I want to text him that the birth happened and a lovely baby has been born. I want him to know everything is okay, mom, baby, and family are blossoming. I want him to know that I'll be home soon and we can cook together or binge our latest infatuation or just sleep while we snuggle. I want him to know that he was my first thought as soon as the immediate birth energy settled.
But it's been two weeks. Two weeks since I heard his voice. Two weeks since I held his hand and smelled his neck and kissed his lips. Two weeks since I crawled into bed beside him. Two weeks since I've been able to text birth time and a loving "see you soon!" message.
I have moments when I forget. I forget and expect him to be sitting in his favorite spot on the couch when I walk through the door. I forget and pick up my phone to call him and ask him what he's craving for dinner. I forget and start thinking about our next adventure, our next bucket list item. I forget and then I remember. I forget and then I remember. I forget and then I remember. And then I remember and I remember and I remember.

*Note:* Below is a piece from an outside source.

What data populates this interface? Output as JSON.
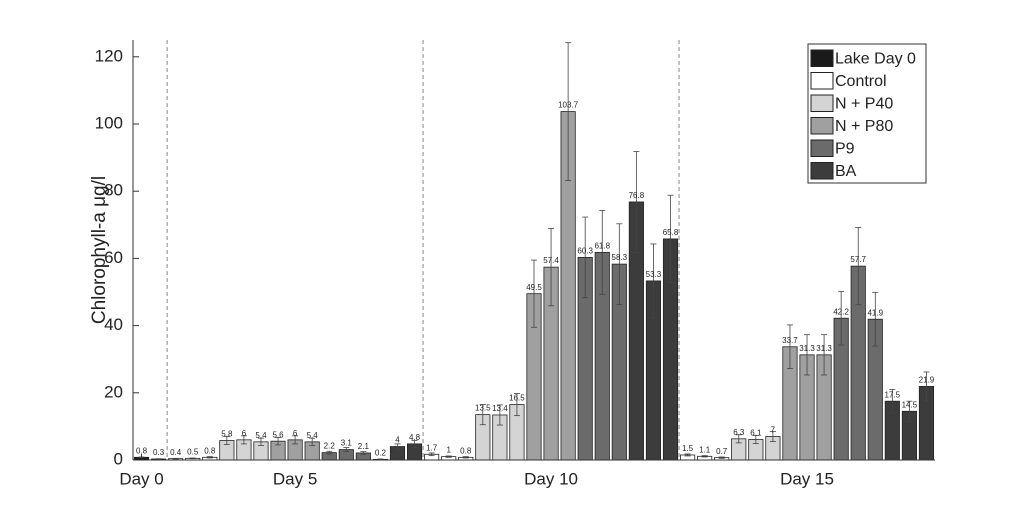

But I'm not broken and I'm not less than whole. My heart is full of the love he gave me even if my hands and arms are empty. A couple months ago I strongly told him that I couldn't do this alone, without him. His expression was gentle but serious as he told me that I was the strongest person that he ever met and that I could do it and he didn't worry about me for a minute. So every time I forget and remember I also remember those words. I remember that I am strong. I remember that our love made me strong. I remember that my heart is full. I remember that I'll always remember.